Les cuenta que el fue constituido Dios, juez de vivos y muertos y que si creemos verdaderamente en él, recibiremos el perdón de nuestras malas acciones (pecados)  en virtud de su nombre.

Esto es aun vigente para nosotros, también somos testigos elegidos por él como tantos otros a lo largo de la historia de la humanidad, pues nos escogió para que atestiguásemos su Palabra a aquellos que están extraviados, enfermos, presos a todo aquello a lo que el mundo nos somete.

Petición: Te rogamos Señor derrames tu Espíritu Santo sobre nuestras vidas, que el nos guíe y provea la sabiduría necesaria para compartir tu Palabra a quienes necesitan ser auxiliados por ti.

Acción de gracias: Gracias Señor por escogernos como testigos de tu Palabra, por brindarnos la oportunidad y el honor de ser heraldos de ella.

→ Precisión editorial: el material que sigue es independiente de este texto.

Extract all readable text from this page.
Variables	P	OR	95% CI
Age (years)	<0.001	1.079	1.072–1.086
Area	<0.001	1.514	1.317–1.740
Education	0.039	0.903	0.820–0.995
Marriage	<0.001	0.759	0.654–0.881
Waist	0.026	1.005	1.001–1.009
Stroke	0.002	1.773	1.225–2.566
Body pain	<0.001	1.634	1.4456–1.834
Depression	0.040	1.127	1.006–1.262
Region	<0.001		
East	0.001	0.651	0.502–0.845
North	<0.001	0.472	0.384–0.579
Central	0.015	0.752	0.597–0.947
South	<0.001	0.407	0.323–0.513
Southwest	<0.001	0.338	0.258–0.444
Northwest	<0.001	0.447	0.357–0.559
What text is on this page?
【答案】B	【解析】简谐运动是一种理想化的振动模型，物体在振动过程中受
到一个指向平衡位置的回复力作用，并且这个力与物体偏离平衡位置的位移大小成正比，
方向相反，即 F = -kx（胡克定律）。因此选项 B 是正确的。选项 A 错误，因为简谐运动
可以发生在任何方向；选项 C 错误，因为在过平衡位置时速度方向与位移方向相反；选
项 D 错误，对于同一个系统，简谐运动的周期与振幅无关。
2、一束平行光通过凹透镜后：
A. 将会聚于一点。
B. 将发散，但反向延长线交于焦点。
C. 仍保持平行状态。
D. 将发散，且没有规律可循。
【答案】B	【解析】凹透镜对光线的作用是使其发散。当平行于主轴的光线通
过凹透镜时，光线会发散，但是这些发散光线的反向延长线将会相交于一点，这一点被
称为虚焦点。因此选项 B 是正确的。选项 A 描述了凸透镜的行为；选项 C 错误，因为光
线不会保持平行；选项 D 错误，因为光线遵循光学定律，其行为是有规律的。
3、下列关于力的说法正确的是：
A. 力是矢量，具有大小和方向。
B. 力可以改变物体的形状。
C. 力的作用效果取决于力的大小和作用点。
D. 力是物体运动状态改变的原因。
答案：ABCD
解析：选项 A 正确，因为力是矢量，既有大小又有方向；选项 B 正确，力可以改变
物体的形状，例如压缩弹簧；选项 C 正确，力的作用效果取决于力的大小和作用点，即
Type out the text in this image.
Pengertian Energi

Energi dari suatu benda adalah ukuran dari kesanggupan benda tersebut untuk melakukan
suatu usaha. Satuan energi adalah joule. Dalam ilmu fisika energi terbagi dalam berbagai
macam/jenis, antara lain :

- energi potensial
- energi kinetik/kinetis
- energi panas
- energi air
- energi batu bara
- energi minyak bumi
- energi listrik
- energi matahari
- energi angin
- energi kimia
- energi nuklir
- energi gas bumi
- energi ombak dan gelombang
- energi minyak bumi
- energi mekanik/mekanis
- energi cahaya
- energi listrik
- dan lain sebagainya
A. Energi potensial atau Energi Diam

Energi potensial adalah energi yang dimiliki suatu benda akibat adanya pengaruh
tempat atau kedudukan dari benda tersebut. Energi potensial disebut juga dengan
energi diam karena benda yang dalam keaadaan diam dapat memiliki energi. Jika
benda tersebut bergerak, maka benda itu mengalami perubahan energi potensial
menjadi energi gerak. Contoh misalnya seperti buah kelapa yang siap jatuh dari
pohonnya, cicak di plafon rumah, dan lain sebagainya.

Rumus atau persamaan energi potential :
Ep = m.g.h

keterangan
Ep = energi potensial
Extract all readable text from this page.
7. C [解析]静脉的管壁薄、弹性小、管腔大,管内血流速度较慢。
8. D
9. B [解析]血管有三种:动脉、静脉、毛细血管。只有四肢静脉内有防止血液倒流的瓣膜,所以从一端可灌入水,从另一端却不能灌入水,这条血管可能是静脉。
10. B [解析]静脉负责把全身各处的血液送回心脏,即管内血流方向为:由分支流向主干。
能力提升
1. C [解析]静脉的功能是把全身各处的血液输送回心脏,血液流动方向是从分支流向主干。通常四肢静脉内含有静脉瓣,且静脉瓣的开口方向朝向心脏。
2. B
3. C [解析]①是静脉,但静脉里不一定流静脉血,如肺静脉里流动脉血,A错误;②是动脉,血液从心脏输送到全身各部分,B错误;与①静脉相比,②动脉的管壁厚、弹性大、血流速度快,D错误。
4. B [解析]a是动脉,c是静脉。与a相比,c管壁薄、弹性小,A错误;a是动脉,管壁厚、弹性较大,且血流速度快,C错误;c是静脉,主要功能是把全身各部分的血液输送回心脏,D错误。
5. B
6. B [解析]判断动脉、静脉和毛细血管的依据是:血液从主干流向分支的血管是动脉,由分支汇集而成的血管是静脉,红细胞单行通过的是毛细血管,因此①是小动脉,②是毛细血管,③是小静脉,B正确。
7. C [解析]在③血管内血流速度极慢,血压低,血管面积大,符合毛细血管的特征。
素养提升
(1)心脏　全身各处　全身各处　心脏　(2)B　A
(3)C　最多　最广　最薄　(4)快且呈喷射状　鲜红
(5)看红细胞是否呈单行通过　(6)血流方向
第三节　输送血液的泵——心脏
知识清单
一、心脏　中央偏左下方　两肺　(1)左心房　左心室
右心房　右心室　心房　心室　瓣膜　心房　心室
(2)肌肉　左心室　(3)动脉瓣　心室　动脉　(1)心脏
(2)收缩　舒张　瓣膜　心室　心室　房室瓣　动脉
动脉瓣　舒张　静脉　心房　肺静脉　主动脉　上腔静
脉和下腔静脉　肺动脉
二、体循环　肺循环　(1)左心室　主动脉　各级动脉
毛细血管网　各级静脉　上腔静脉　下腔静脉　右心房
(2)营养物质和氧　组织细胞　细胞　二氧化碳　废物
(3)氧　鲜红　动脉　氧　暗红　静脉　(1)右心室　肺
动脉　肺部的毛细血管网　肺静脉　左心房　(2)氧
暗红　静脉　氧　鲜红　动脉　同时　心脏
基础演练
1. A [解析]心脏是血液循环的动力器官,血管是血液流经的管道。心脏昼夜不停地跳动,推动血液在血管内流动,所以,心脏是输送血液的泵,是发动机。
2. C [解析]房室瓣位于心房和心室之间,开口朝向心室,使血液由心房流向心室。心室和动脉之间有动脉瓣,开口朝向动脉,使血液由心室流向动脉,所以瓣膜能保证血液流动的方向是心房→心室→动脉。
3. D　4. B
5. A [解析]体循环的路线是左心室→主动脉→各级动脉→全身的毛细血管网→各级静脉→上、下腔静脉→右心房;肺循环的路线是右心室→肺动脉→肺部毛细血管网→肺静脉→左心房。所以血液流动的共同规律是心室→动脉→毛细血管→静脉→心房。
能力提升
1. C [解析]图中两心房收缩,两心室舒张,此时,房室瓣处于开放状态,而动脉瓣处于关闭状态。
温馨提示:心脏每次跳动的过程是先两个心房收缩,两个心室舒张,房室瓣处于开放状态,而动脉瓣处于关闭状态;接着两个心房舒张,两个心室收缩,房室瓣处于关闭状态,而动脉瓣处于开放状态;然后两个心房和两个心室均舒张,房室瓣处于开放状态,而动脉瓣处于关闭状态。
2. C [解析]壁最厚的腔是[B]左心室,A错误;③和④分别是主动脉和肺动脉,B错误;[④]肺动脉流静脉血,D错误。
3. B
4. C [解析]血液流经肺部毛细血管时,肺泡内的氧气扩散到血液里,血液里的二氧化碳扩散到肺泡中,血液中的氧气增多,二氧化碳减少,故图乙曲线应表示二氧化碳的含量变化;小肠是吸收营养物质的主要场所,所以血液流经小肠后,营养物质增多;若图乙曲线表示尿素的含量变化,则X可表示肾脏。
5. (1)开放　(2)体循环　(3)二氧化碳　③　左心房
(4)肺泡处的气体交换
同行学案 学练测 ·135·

Gracias pues hoy celebramos la “Pascua de Resurrección” en la que tu cuerpo se ha transformado en un cuerpo glorificado lleno de amor y por el cual hemos logrado ser salvos por tu gracia santificante (continue ud agradeciendo)

 

Lunes 21 de abril                Octava de Pascua
Lecturas: Hechos 2, 14. 22-33  Salmo 15, 1-2. 5. 5-11  Mateos 28, 8-15

¿Quién les habló a la mujeres? ¿Cuándo salieron corriendo, quien le salió al encuentro?¿A dónde se tenían que reunir?  ¿Los que no creían en Jesús, qué le han dicho decir a los soldados?  ¿esa hipótesis sigue difundida en el día de hoy?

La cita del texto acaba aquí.